Covering for a Scrum Master on Vacation
Generally if a Scrum Master is off on vacation the role should temporarily fall to someone on the team to cover the standups, attempt to remove impediments, and generally keep things moving.
What doesn’t work that well is having another Scrum Master who has no relation to the project step in help. They don’t have any context to work from and at most they’re going to mechanically record status updates on tasks. Maybe they can try to remove some impediments, but again they lack context.
Given a choice leave it up to the team who fills in the Scrum Master role while they’re on vacation.
Ed Gibbs @ October 27, 2006


When you talk about a Scrum Master recording status updates on tasks, it prompts me to ask what the specific responsibilities of the Scrum Master are in your organization.
They’re daily task is running the standups and updating a spreadsheet with all of the Sprint tasks. They are also expected to remove impediments, but the effort that goes into that varies widely.
We’re talking about an organization with mostly PMI PMPs, a semi PMO organization and project managers who were largely stuck in a project admin role. So adoption is coming along, but slowly.

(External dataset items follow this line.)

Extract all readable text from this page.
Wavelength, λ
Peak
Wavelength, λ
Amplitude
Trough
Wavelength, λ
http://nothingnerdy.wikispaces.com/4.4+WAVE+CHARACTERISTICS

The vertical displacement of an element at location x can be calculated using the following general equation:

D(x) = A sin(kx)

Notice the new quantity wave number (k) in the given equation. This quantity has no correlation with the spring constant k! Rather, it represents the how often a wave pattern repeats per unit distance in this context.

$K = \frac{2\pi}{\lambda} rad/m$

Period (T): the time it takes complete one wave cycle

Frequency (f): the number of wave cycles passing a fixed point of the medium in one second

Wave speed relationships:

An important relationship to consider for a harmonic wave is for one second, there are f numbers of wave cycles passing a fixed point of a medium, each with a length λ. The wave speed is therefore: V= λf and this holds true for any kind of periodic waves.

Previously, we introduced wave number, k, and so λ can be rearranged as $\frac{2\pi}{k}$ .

Thanks for the feedback. I wouldnt’ want to make any assumptions without knowing the environment there, but I wonder about the choice of words “run the scrum” and about what the spreadsheet is for. What do the teams do if neither the PM nor the ScrumMaster is present? Do they carry on with the scrum normally, or do they wait to be told what to do?
Are you tracking “tasks” in the WBS/Gantt sense, or are you using the word “task” the way we might ordinarily use the word “story?” Is the spreadsheet the basis of a burndown chart, or is it a Gantt-style thing?
Just wondering, not criticizing.
If PM/ScrumMaster issn’t present, they tend to just run the meeting themselves.
Task is a smaller unit of work to accomplish a story (generally part of a use case in our context.
The spreadsheet does drive a burndown chart, but generally people don’t pay too much attention to the burndown chart.